VERY true... Many a times the closing during a contract will be the reminder to the salesperson, "So, you know we still need those 4 /24s right, as we discussed when we first met?" Then a phone a call is made and some words exchanged and the answer is, "My boss says he can do that for you, but he needs the contract back today to reserve them." :-). -----Original Message----- From: Martin, Christian [mailto:cmartin@gnilink.net] Sent: Tuesday, June 12, 2001 8:38 PM To: 'Kevin Loch' Cc: nanog@merit.edu Subject: RE: standards for giving out blocks of IP addresses
Of course bandwidth != subnet mask. He should give them whatever IP's they demonstrate a need for in the next three months. Determining and justifying that need has nothing to do with how over (or under) subscribed their bandwidth is.

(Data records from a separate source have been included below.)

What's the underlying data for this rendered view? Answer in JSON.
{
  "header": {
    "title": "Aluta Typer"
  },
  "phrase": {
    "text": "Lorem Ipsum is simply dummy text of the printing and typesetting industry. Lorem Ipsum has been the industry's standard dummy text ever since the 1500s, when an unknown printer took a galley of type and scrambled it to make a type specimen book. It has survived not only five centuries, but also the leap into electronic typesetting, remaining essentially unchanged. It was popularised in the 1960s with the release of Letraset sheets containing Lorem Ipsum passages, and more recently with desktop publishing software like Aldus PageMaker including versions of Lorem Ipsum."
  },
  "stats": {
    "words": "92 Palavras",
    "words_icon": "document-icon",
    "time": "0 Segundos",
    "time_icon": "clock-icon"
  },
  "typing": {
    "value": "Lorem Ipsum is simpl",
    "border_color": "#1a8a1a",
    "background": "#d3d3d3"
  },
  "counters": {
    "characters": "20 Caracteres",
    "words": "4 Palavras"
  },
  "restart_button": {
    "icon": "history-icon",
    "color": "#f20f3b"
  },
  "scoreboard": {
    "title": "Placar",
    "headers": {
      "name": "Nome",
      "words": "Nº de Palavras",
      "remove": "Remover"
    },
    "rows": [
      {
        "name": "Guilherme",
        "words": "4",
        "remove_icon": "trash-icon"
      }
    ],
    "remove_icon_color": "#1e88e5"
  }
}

Let us not forget what some salespersons will promise to potential large bandwidth customers. An OC-3 POS customer, for example, can expect many many /24s. One may say "They should go to ARIN", but alas, they would have to pay another $2500 on top of the $1 million+ they are paying for transit. <8{} It is surprising how much a salesperson will "sell" to get the commission on a 5 year OC-3 contract, forget about OC-12/48... So, in some cases, like it or not, bandwidth sold is proportional to IP addresses. chris
If they are in fact only selling dialup (not leased lines, not web hosting), you might ask how many pops(locations) they plan to have right away, modems/pop, space reserved for internal devices (email/corporate lan) and links. You could easially justify a couple of /24's with a couple locations and IP's for all the new PC's in the marketing dept.